Sample of the Week:
As I mentioned last week, Adobe Acrobat and Reader are able to display PDF files that contain features that are in the PDF specification but that can’t be authored using Acrobat. In this week’s article for the “Beyond Acrobat” series, I show how the hit area for a link doesn’t necessarily need to be the same as the rectangle that defines the location of the link annotation.
Consider the image below… let’s say that you have some text on a 45 degree angle and you want a link to be on top of that text… and only on top of that text (the blue outlined area). Using Adobe Acrobat, you can only define the link as a rectangle where the sides are all parallel and perpendicular to the page edges (the red outlined area). In fact, the PDF specification requires that the mandatory Rect key for an annotation is defined in this way. However, link annotations can also have a QuadPoints key. The QuadPoints are an array of 8 numbers specifying the coordinates of the quadrilateral (quad) that defines the region within the boundary of the Rect in which the link should be activated. adding the QuadPoints key lets you define the hit area of the link to be on an angle… just like the text.
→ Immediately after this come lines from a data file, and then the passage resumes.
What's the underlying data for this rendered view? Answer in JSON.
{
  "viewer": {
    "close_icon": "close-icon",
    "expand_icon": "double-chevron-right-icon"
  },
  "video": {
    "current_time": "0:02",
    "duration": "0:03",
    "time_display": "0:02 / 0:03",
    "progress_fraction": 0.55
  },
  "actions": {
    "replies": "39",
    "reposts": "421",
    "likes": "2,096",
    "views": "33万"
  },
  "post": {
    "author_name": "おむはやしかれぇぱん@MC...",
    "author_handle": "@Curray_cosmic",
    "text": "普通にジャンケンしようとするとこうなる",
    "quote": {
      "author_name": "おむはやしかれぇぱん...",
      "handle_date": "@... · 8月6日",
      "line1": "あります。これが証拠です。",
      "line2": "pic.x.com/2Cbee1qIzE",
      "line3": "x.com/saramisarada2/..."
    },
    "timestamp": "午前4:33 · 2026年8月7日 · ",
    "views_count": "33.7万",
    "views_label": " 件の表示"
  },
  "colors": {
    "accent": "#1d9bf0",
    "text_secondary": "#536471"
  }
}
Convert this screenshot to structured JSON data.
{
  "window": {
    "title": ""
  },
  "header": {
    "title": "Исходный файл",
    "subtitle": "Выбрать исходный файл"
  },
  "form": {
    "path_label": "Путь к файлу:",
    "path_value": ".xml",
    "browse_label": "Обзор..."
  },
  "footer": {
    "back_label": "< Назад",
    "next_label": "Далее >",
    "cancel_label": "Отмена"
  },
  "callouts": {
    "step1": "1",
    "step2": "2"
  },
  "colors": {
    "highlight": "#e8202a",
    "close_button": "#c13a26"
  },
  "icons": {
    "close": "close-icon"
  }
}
All words found by the TextExtractor will have an array of bounding quads associated with them. Most words where all the characters have the same baseline will only have one quad. Words that are written on a curve will have multiple quads, typically, one for each character.
In the Gist referenced below, we’ll actually use the QuadPoints of the word to create the QuadPoints for the link making adding links to a set of words very simple when using the Datalogics PDF Java Toolkit.
After reading in the input file, we need to create a text extractor object which provides the functionality to extract text from the content streams of a PDF document so we can then iterate over the words. It needs the font set in order to understand what characters are in the stream.
There’s only one word in the input file (the text in the header was created by converting the font to outlines in Illustrator) but the code uses an iterator anyway just as an example of how to get at the text in reading order. Once we have a word and we know that it’s not a space character, we iterate over the bounding quads. Again, in this case, there is only one but there may be more so it’s best to iterate over those as well.
Now that we have the bounding quad for the word, we can easily use it to set the QuadPoints for the link annotation. However, the PDF specification requires that we also set the Rect key for the annotation… and the rectangle it defines must completely encompass the QuadPoints or they’ll will be ignored by the viewer. The easiest way that I’ve found to discover the lower, left and upper, right corners of the rectangle that bounds the QuadPints is to create separate arrays for the x and y coordinates, sort them, and then grab the first element and last element of each array to create two x,y pairs.
Finally we save the file. Open the file in Adobe Acrobat and try rolling over and around the text, you’ll see that the link is only active when it is over the text itself rather than the entire link. If you then edit the link, you can visually see that the rectangle for the annotation is in blue and the hit area is limited to the black rectangle.
This is just another example of how the Datalogics PDF Java Toolkit provides developers access to even the more esoteric and hidden features of the PDF specification but are supported for viewing in Acrobat and Reader.